Während sie Stücke von pizza tonno gegen pizza
margherita über den Tisch tauschten, hatten sie sich
gegenseitig entschuldigt, tut mir leid wegen vorhin, mir auch,
selbst Matteo hatte sich zu einem, ach, vergessen wir das doch,
durchgerungen, ging ihr aber sonst aus dem Weg. Oder bildete sie
sich das ein? Er war mit Mikki nach Procchio hinuntergefahren, um
Zigaretten zu holen. Sie bildete sich wahrscheinlich auch ein, dass
Nina seit zehn Minuten auf dem Sofa mit so unglücklicher Miene vor
sich hin starrte, dass einem allein vom Zuschauen ganz elend werden
konnte. Magdalena zermarterte sich den Kopf. Vielleicht ganz gut,
dass Matteo nicht da war, so konnte sie nichts falsch machen. War
Nina
wirklich eifersüchtig und wartete bloß darauf, dass sie endlich
abreiste? Vielleicht musste sie ja nicht mehr mit hinüber in die
andere Diskothek, in die Nina und Evelina sie zum Abschied
schleppen wollten. Ein paar Hundert Meter vom POLO entfernt
lag ein weiterer Nachtclub, dessen Namen sie sich nicht merken
konnte. Doch schon kehrte Evelina mit ein paar Kleidungsstücken
über dem Arm zurück, die sie in hohem Bogen auf das Sofa neben Nina
warf. Magdalena nahm eins nach dem anderen mit spitzen Fingern
hoch: Erwarteten Evelina und Nina wirklich von ihr, dass sie den
einteiligen schwarzen Hosenanzug mit Armen und Beinen weit wie
Flügel, diverse durchsichtige Blusen, breite Goldgürtel und ein
kratziges Fünfzigerjahre-Lurexkleid in golddurchwirktem
Pistaziengrün anprobierte? Sie seufzte. Evelina war nicht gerade
schlank und dazu noch zehn Zentimeter kleiner als sie. Aber auch in
manche von Ninas Sachen passte sie nicht, obwohl sie die gleiche
Größe hatten, denn Magdalenas Schultern waren kräftiger, ihr Busen
dagegen kleiner.
»Ich dachte an den hier, der hat ziemlich lange
Beine, die muss ich erst noch umnähen lassen«, sagte Evelina. Nina
erwachte aus ihrer Starre, nach einem diskreten Blick auf Evelinas
Stampfer tauschte sie ein schwaches Zahnlückengrinsen mit
Magdalena. Wie schön, sie lächelt wieder, dachte Magdalena, es ist
fürchterlich, wenn sie eingefroren oder sauer auf mich ist. Dankbar
ging sie ins Bad, um sich umzuziehen.
Das hier ist wie Karneval, sagte sie stumm zu ihrem
Spiegelbild über dem Waschbecken, ich verkleide mich in eine
geflügelte Partymaus, vielen Dank für die Leihgabe, Evelina.

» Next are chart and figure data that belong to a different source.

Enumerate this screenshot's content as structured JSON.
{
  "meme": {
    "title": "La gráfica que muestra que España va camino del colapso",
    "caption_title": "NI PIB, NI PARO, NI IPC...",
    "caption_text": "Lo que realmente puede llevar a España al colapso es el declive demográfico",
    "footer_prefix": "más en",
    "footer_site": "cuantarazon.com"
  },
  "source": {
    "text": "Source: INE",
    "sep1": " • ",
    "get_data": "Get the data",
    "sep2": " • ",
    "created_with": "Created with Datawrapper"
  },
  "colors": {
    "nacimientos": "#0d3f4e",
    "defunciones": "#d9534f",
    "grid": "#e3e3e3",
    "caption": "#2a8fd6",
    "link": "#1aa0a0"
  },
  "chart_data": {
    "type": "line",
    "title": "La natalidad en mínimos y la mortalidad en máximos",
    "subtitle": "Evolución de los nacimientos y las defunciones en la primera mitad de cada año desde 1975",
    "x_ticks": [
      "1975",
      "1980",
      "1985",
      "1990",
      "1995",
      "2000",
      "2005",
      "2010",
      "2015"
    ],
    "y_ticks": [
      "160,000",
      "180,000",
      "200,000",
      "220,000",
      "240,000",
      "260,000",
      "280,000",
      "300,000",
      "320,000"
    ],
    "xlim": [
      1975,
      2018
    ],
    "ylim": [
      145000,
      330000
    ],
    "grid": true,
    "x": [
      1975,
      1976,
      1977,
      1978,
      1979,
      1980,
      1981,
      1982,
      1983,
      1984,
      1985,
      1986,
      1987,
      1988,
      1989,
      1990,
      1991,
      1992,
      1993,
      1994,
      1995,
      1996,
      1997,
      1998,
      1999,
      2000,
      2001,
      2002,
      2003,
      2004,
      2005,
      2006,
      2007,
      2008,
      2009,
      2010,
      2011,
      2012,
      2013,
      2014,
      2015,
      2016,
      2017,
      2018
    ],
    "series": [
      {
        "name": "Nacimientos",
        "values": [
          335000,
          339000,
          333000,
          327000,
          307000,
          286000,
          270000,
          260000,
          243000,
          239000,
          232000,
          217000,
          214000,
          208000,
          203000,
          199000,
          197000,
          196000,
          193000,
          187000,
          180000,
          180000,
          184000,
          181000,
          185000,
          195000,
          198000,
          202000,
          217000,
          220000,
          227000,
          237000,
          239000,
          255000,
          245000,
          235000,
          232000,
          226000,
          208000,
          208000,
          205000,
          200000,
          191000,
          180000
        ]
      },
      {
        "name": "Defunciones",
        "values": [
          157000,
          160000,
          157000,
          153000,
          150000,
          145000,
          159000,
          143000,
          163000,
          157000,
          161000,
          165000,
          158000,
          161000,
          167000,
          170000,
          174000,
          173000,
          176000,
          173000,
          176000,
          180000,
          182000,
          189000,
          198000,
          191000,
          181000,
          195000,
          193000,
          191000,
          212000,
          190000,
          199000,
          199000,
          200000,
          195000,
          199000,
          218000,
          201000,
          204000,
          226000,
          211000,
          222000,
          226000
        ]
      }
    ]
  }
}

Sie überprüfte ihr Gesicht genauer. Hatten die
vergangenen Tage auf Elba sie verändert, war sie auf der Suche nach
ihrem italienischen Vater italienischer geworden? Der Spiegel gab
ihr eine eindeutige Antwort: Die Suche ist, wie wir alle wissen,
erfolglos geblieben, und du siehst aus wie immer!
Magdalena zog das Gummiband aus ihrem
Pferdeschwanz, nahm Evelinas Haarbürste und strich sich damit die
dunkelbraunen Haare ins Gesicht. Auch nicht besser, schnell band
Magdalena sie wieder zusammen. Im Zahnbürstenglas steckte ein
einzelner brauner Kajalstift von Nina. Er musste von Nina sein,
denn Evelinas Schminkzeug lagerte in einem riesigen, silbrig
lackierten Ufo und bestand, wie sie von einem heimlichen Blick
hinter abgeschlossener Klotür wusste, nur aus schwarz, schwarz,
schwarz. Mit irgendwas musste sie ihren Pandabärlook ja jeden
Morgen hinbekommen. Zaghaft führte Magdalena den Stift über ihre
blassen Brauen, strichelte ein wenig Braun darauf und umrahmte ihre
Augen, bis sie tränten. Sie war den Blödsinn nicht gewohnt, es sah
komisch aus. Um es noch deutlicher zu machen, holte sie
Wimperntusche aus Evelinas Schönheitskasten und tuschte sich dicke,
starre Fliegenbeine an die Augen. Jetzt ähnelte sie Hildegard Knef
auf diesem Plattencover mit dem Hut, das Oma Witta zwischen all
ihren Opernplatten versteckt hatte. Zufrieden tupfte sie klebriges
Lipgloss mit Kaugummigeschmack auf ihren Mund. Es sah aus, als
hätte sie gerade einen Paradiesapfel vom Jahrmarkt geküsst.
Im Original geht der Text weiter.